Uncovering Gender

Times Snuggles With Viscount of Viagra: Yuck!

Tuesday, October 27, 2009

Caryl Rivers didn't appreciate the NYT's recent front-page "appreciation" of Playboy's Hugh Hefner. The aging libertine popularized the pleasure principle for men, she says, but his female "playmates" are subservient to male fantasies.

(WOMENSENEWS)--On the same day last week that The New York Times splashed an appreciation of the life of Playboy publisher Hugh Hefner on its front page, an op-ed column discussed attacks on a woman's sexuality on the Internet and other areas of the media as a major roadblock to women's advancement.

The Viscount of Viagra on page one, a women's rights opinion at the end of the section. Definitely the odd couple.

The 83-year-old Hefner presents himself as a prophet of joyful, unfettered, free sexuality.

As Matthew Scully described him in the Wall Street Journal in 2006: "Always a dreamer" and a "romantic at heart."
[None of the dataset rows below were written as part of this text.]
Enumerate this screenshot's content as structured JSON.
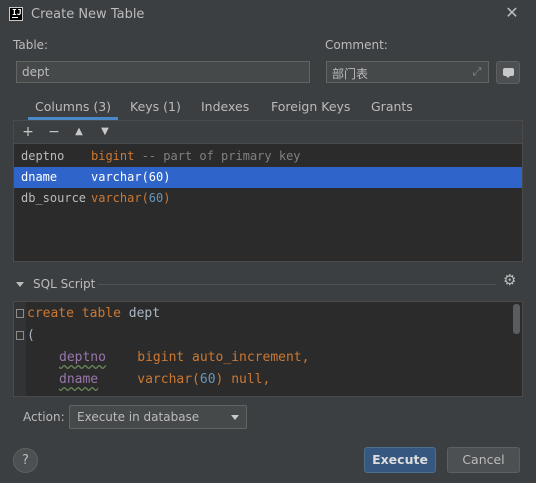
{
  "window": {
    "title": "Create New Table",
    "close_glyph": "✕"
  },
  "form": {
    "table_label": "Table:",
    "table_value": "dept",
    "comment_label": "Comment:",
    "comment_value": "部门表"
  },
  "tabs": [
    {
      "label": "Columns (3)",
      "active": true
    },
    {
      "label": "Keys (1)",
      "active": false
    },
    {
      "label": "Indexes",
      "active": false
    },
    {
      "label": "Foreign Keys",
      "active": false
    },
    {
      "label": "Grants",
      "active": false
    }
  ],
  "columns_toolbar": {
    "add": "+",
    "remove": "−",
    "up": "▲",
    "down": "▼"
  },
  "columns": [
    {
      "name": "deptno",
      "type_kw": "bigint",
      "type_num": "",
      "type_close": "",
      "comment": " -- part of primary key",
      "selected": false
    },
    {
      "name": "dname",
      "type_kw": "varchar(",
      "type_num": "60",
      "type_close": ")",
      "comment": "",
      "selected": true
    },
    {
      "name": "db_source",
      "type_kw": "varchar(",
      "type_num": "60",
      "type_close": ")",
      "comment": "",
      "selected": false
    }
  ],
  "sql": {
    "section_label": "SQL Script",
    "line1_kw": "create table",
    "line1_name": " dept",
    "line2": "(",
    "line3_col": "deptno",
    "line3_rest": "    bigint auto_increment,",
    "line4_col": "dname",
    "line4_pre": "     varchar(",
    "line4_num": "60",
    "line4_post": ") null,"
  },
  "action": {
    "label": "Action:",
    "selected": "Execute in database"
  },
  "buttons": {
    "execute": "Execute",
    "cancel": "Cancel",
    "help": "?"
  },
  "colors": {
    "accent": "#4a88c7",
    "selection": "#2f65ca",
    "primary_button": "#365880"
  }
}
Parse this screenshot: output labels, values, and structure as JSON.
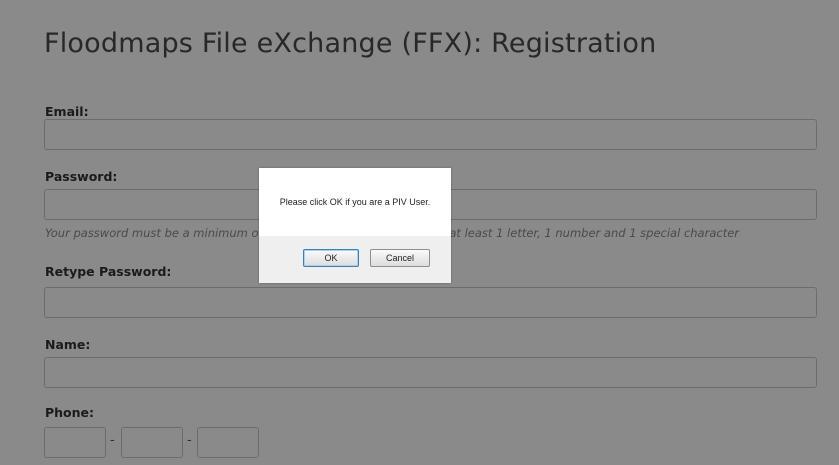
{
  "page": {
    "title": "Floodmaps File eXchange (FFX): Registration"
  },
  "form": {
    "email_label": "Email:",
    "password_label": "Password:",
    "password_help": "Your password must be a minimum of 12 characters long and contain at least 1 letter, 1 number and 1 special character",
    "retype_label": "Retype Password:",
    "name_label": "Name:",
    "phone_label": "Phone:",
    "phone_separator": "-"
  },
  "dialog": {
    "message": "Please click OK if you are a PIV User.",
    "ok_label": "OK",
    "cancel_label": "Cancel"
  },
  "colors": {
    "overlay": "rgba(0,0,0,0.46)",
    "ok_focus_border": "#3c7fb1"
  }
}
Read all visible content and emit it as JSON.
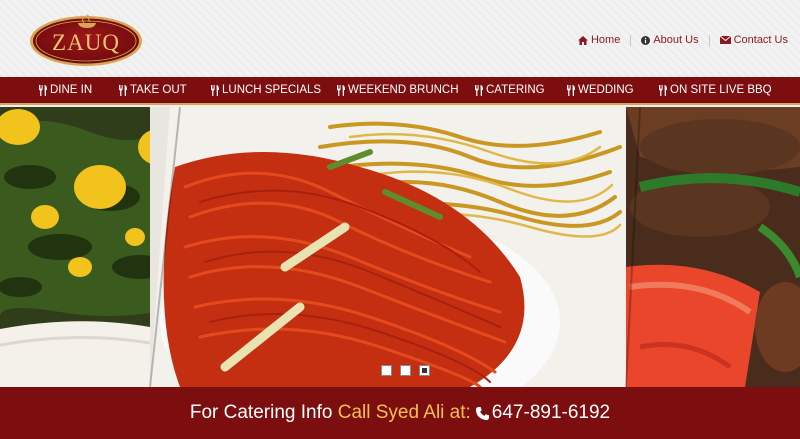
{
  "brand": {
    "logo_text": "ZAUQ"
  },
  "top_links": [
    {
      "label": "Home",
      "icon": "home-icon"
    },
    {
      "label": "About Us",
      "icon": "info-icon"
    },
    {
      "label": "Contact Us",
      "icon": "envelope-icon"
    }
  ],
  "nav": {
    "items": [
      {
        "label": "DINE IN"
      },
      {
        "label": "TAKE OUT"
      },
      {
        "label": "LUNCH SPECIALS"
      },
      {
        "label": "WEEKEND BRUNCH"
      },
      {
        "label": "CATERING"
      },
      {
        "label": "WEDDING"
      },
      {
        "label": "ON SITE LIVE BBQ"
      }
    ],
    "icon": "cutlery-icon"
  },
  "slider": {
    "slide_count": 3,
    "active_index": 2
  },
  "catering_bar": {
    "prefix": "For Catering Info",
    "call": "Call Syed Ali at:",
    "phone": "647-891-6192",
    "icon": "phone-icon"
  },
  "colors": {
    "brand_red": "#7c0e10",
    "gold": "#f2c14e",
    "accent_border": "#d9a05b"
  }
}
In Hef's telling of the story, he dared to challenge the repressive attitudes of his day and left America a freer, happier place. He is guilty only of living out "every man's dream," and if anyone thinks otherwise it must be envy. "I consider myself the luckiest cat on the planet," he often says; a graying libertine's version of Lou Gehrig's line.
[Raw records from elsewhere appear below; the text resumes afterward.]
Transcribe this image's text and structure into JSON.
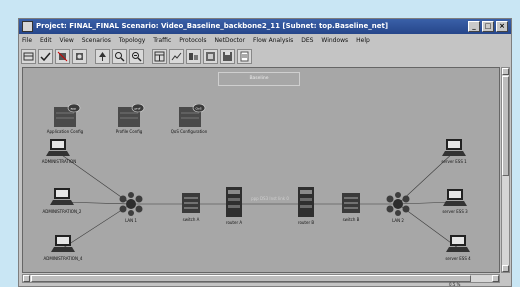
{
  "window": {
    "title": "Project: FINAL_FINAL Scenario: Video_Baseline_backbone2_11 [Subnet: top.Baseline_net]",
    "buttons": {
      "minimize": "_",
      "maximize": "□",
      "close": "×"
    }
  },
  "menu": [
    "File",
    "Edit",
    "View",
    "Scenarios",
    "Topology",
    "Traffic",
    "Protocols",
    "NetDoctor",
    "Flow Analysis",
    "DES",
    "Windows",
    "Help"
  ],
  "toolbar": [
    "open-object-palette-icon",
    "check-link-consistency-icon",
    "fail-node-icon",
    "recover-node-icon",
    "zoom-fit-icon",
    "zoom-in-icon",
    "zoom-out-icon",
    "configure-discrete-event-simulation-icon",
    "view-results-icon",
    "hide-graphs-icon",
    "view-web-report-icon",
    "save-icon",
    "log-icon"
  ],
  "canvas": {
    "hint_box": "Baseline",
    "config_objects": [
      {
        "label": "Application Config",
        "badge": "app"
      },
      {
        "label": "Profile Config",
        "badge": "prof"
      },
      {
        "label": "QoS Configuration",
        "badge": "QoS"
      }
    ],
    "left_clients": [
      "ADMINISTRATION",
      "ADMINISTRATION_2",
      "ADMINISTRATION_4"
    ],
    "right_servers": [
      "server ESS 1",
      "server ESS 3",
      "server ESS 4"
    ],
    "backbone_nodes": [
      "LAN 1",
      "switch A",
      "router A",
      "router B",
      "switch B",
      "LAN 2"
    ],
    "link_label": "ppp DS3 Inst link 0"
  },
  "status": {
    "zoom": "0.5 %"
  },
  "colors": {
    "titlebar": "#2f53a0",
    "canvas": "#a7a7a7",
    "window": "#c4c4c4",
    "page": "#c9e6f4"
  }
}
But the reality has always been much darker. Hefner has always had power in mind--specifically, transferring the power in sexuality from women to men.

If you read his endless "Playboy Philosophy" (and most people skipped it for the centerfolds), you would discover the truth of the matter.

'Playmates,' Without the Baggage

Hefner believes that in 1950s America, during which time he came of age, men were wage slaves who toiled joylessly to support their wives and children. So he created a realm in which women were "playmates"--not wives who came with all that baggage of kids and mortgages--who would drop their panties at the hint of a male whim.

The Playboy clubs revealed the heart of the power structure in Hefner's empire, especially when Gloria Steinem went undercover in 1963 as a bunny to write an article for Esquire. It revealed a workplace in which (mostly) working class young women were dressed in absurd "bunny" costumes. They came complete with silly little bunny ears and a round little bunny tail placed squarely on their butt.

The young women learned the "bunny dip," in which they could serve cocktails while giving male customers the closest possible view of their breasts without actually smacking them in their faces.

At Hef's famous Playboy mansion parties (male) graying actors, writers and politicians were invited to frolic with women young enough to be their daughters. Women as the equals of men in the regions above the neck was never an idea on the menu at the mansion.

Hefner may indeed have helped ease the Madonna-whore polarity for women by insisting that nice girls did indeed enjoy sex and that the girl next door was a better sexual partner than one you paid for.